In the light of all these facts about bee anatomy and colony life, one thing struck me as the most important take-away from the course: There is absolutely no way this complex societal system could have evolved gradually. It must have been put into place in a single instantaneous act of creation by an intentional Creator. If “survival of the fittest” is the rule by which random selection drives evolution forward, how – for example – could a mutation in one honeybee which causes it to die in the act of mating possibly promote the survival of that species. The honeybee’s societal structure could not have come about piecemeal. It must have been put into place all at once. If any single part of it were missing, the whole system would collapse.

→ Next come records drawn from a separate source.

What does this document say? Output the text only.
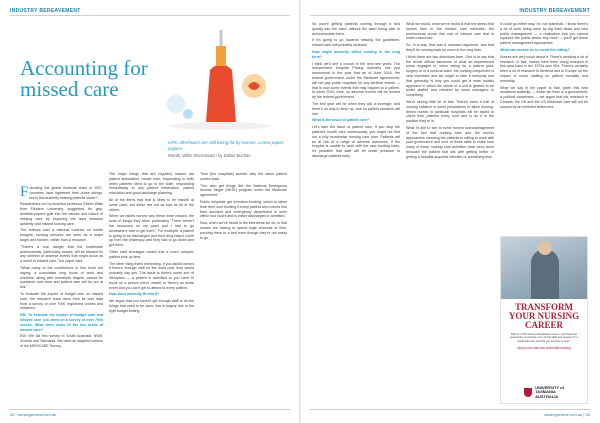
INDUSTRY BEREAVEMENT
Accounting for missed care
GPC afterhours are still being hit by nurses, a new paper argues.
Words: Willis Wormstead / by Dallas Buchan

Following the global financial crisis of 2007, countries have tightened their purse strings, but is this austerity making patients sicker?

Researchers led by emeritus professor Eileen Willis from Flinders University, suggested it's gap-dentistic-papers guilt into the causes and nature of missing care by exploring the links between austerity and missed nursing care.

The authors said a national contract on health budgets, nursing services are seen as a major target and burden, rather than a resource.

"There's a real danger that the healthcare professionals, particularly nurses, will be blamed for any sentinel or adverse events that might occur as a result of missed care," the paper said.

"What many of the contributors to this book are saying, a cumulative long hours of work and overtime, along with unrealistic targets, cannot be sustained over time and patient care will be put at risk."

To evaluate the impact of budget cuts on missed care, the research team drew from its own data from a survey of over 7000 registered nurses and midwives.

NR: To evaluate the impact of budget cuts and missed care, you drew on a survey of over 7000 nurses. What were some of the key areas of missed care?

EW: We did this survey in South Australia, NSW, Victoria and Tasmania. We used an adapted version of the MISSCARE Survey.

The major things that are regularly missed are patient ambulation, mouth care, responding to bells when patients need to go to the toilet, responding immediately to any patient medication, patient education and good discharge planning.

All of the items that that is likely to be missed at some point, but these are not as bad as all of the others.

When we asked nurses why these were missed, the sorts of things they cited: particularly "There weren't the resources on my ward and I had to go somewhere else to get them." For example, a patient is going to be discharged and their drug hasn't come up from the pharmacy and they had to go down and get them.

Other staff shortages meant that a more complex patient took up time.

The other thing that's interesting, if you asked nurses if there's enough staff on the ward now, they would probably say yes. The issue is there's some sort of disruption — a patient is admitted or you have to focus on a person who's unwell, or there's an acute event and you don't get to attend to every patient.

How does austerity fit into it?

We argue that you haven't got enough staff to do the things that need to be done, this is largely due to the tight budget setting.

Then [the hospitals] wonder why the same patient comes back.

"You also get things like the National Emergency Access Target (NEAT) program under the Medicare agreement."

Public hospitals get incentive funding, which is taken from their core funding if every patient who comes into their accident and emergency department is seen within four hours and is either discharged or admitted.

Now, when we've heard in the interviews we do, is that nurses are having to spend huge amounts of time, pushing them to a bed even though they're not ready to go.

32 | nursingreview.com.au
INDUSTRY BEREAVEMENT
nursingreview.com.au | 33

So you're getting patients coming through a bed quickly into the ward, without the ward being able to accommodate them.

If it's going to go towards missing the guidelines, missed care will probably increase.

How might austerity affect nursing in the long term?

I think we'll see a crunch in the next few years. The Independent Hospital Pricing Authority has just announced in the year that as of June 2018, the federal government, under the Medicare agreements, will not pay public hospitals for any sentinel events — that is now some events that may happen to a patient. In some 2019 June, no adverse events will be funded by the federal government.

The first year will be when they call a shortage, and there's no way to keep up, and so patient numbers will rise.

What is the issue of patient care?

Let's take the issue of patient care. If you stop the patient's mouth care continuously, you might not find out a fully mouthwise nursing care plan. Patients will be at risk of a range of adverse outcomes. If the hospital is unable to work with the new funding rules, it's probable that staff will be under pressure to discharge patients early.

What we found, what we've found is that the stress that nurses face in the missed care networks, the professional chose this rule of missed care that is under-resourced.

So, in a way, that was a nuanced argument, and that they'll be coming back for more in the long term.

I think there are two directions here. One is to say that the whole official sanctions of what an experienced nurse engages in, when caring for a patient post-surgery or in a medical ward, the nursing component is very important and we ought to take it seriously and that generally is why you could get a more holistic approach in which the whole of a unit is geared to be better staffed and checked by nurse managers or something.

We're seeing little bit of this. There's been a trial of nursing initiative in some jurisdictions to allow nursing-driven nurses in particular hospitals will be asked to check their patients every hour and to do it in the position they're in.

What I'd like to see is some honest acknowledgement of the fact that nursing care and the nurses approaches meaning the patients're willing to work with your governance and sure of those skills to make sure many of these nursing care activities have been done because the patient that sits with getting better or getting a hospital-acquired infection or something else.

It could go either way. I'm not optimistic. I know there's a lot of work being done by big think tanks and new public management — a realisation that you cannot squeeze the public sector any more — you'll get these patient management approaches.

What can nurses do to mend the hitting?

Nurses are very much about it. There's certainly a lot of research. In fact, nurses have been doing research in this area back in the 1970s and '80s. There's certainly been a lot of research in America and in Europe on the impact of nurse staffing on patient mortality and morbidity.

What we say in the paper is that, given this new neoliberal austerity — which we think is a government, a political movement — we argue that the research in Canada, the UK and the US Medicare care will not be caused by an inhibited settlement.

TRANSFORM YOUR NURSING CAREER
With an UTAS online postgraduate course, you'll have the opportunity to enhance your clinical skills and prepare for a leadership role, all while you continue to work.
Apply now utas.edu.au/health/nursing
UNIVERSITY of
TASMANIA
AUSTRALIA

The more we learn about the details of God’s magnificent work of creation, the more we are forced to abandon the idea of evolution through a uniformitarian and disinterested collection of random processes. Yet the vast majority of us accept the idea of evolution by “survival of the fittest” as a proven fact. We unquestioningly allow our public education system to infuse our children’s minds with this poison.
 
The very idea of evolution in the absence of a Creator God is a lie from the enemy of our souls, implanted by him in the minds of some highly educated but gullible people in order to confuse everyone and turn them away from trust in Almighty God, the Creator of all things. The natural consequence of this vile deception is the rise of moral relativism with all its destructive effects upon the fabric of society.
 
But that’s a subject for another BriRant.